As for one thing she didn’t expect from the experience, Debra says she was surprised how much she enjoyed it. “Lock-down was a very isolating experience…so, having that contact with [students] every day, I felt less isolated … And I enjoyed the differences. It was a different experience and it was interesting and it was stimulating, and that’s why it was challenging.” And that challenge has, by pushing her out of her comfort zone (which is something familiar to her having done freelance work all over the world) reinvigorated how Debra feels about teaching. “I was afraid, but I decided to accept the challenge and I’m glad that I did.”

As for Debra’s vision for the future of her own teaching after everything that she’s learned over the past several months, she is currently preparing quizzes and other online materials, and planning to ”make much more use of technology than I did before…I might do a lot more online marking than I’ve done and I know I’ll make more use of technology.”

When I asked if she has any advice she would give colleagues, or any new faculty members who are suddenly having to teach online, Debra recalled an old joke: “How do you eat an elephant?
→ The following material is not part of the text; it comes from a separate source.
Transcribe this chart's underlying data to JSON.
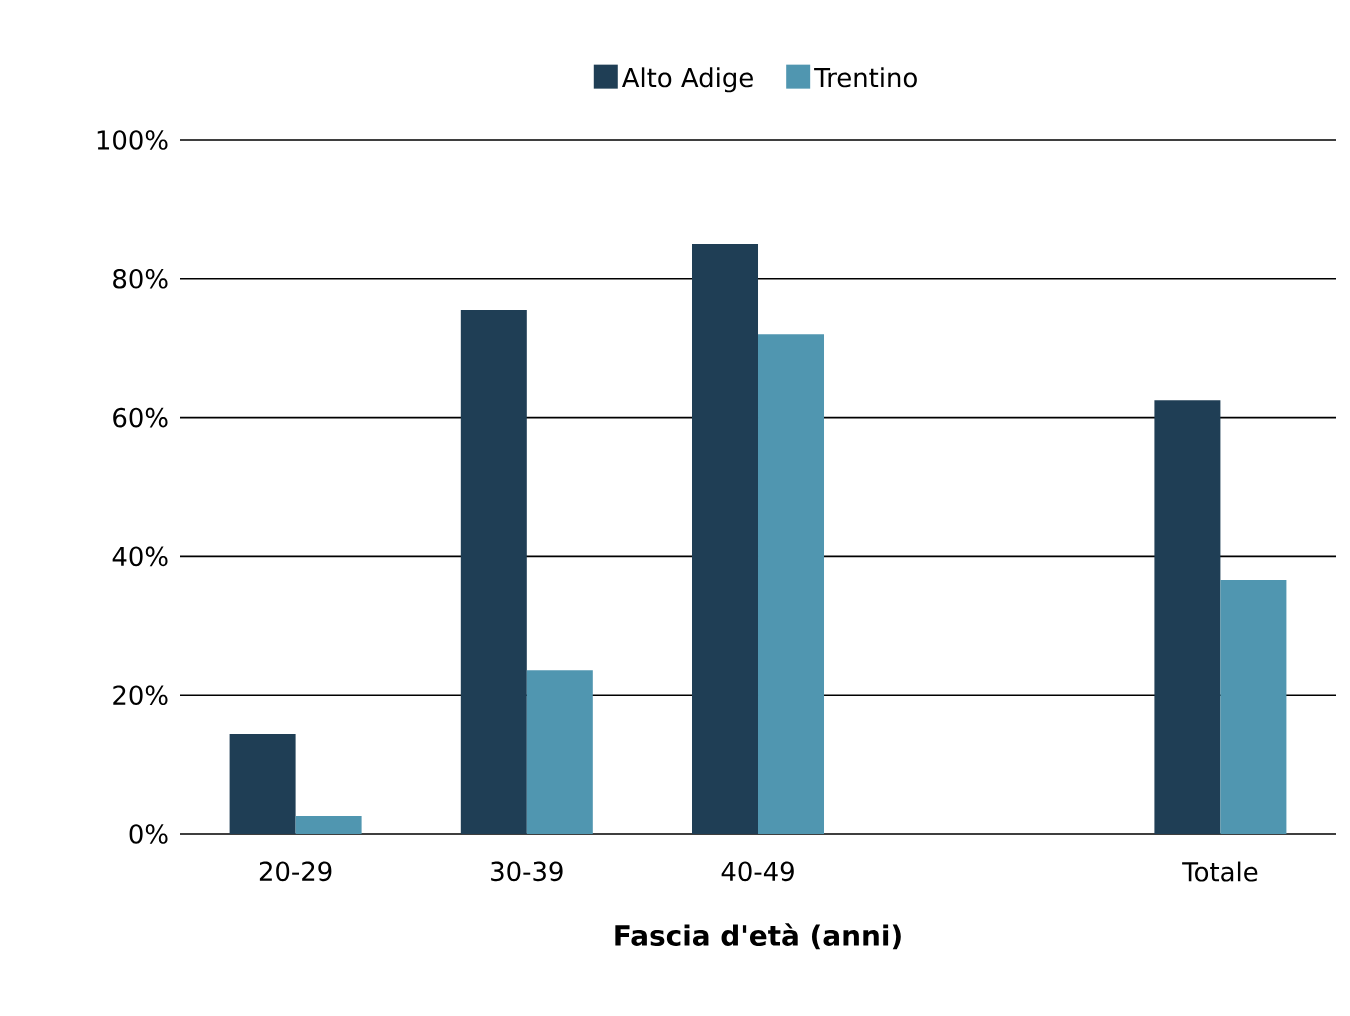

One mouthful at a time,” something a friend told her a few years ago when she faced other life-altering challenges. “I think that taking on a big challenge, that’s the only way to deal with it. If you try to envision the whole problem as one problem, the whole situation as one…it’s too much to deal with. But if you just break it down and take it a step at a time, it isn’t.” And that’s really what it’s all about, isn’t it? Supporting each other, and taking one step at a time.

Next for Debra, however, is a break. She finishes her Scheduled Development time at the end of February, and then will be off on vacation until she teaches this spring. This year I hope she gets a complete break and comes back refreshed, ready to meet her new students without panic, and with confidence.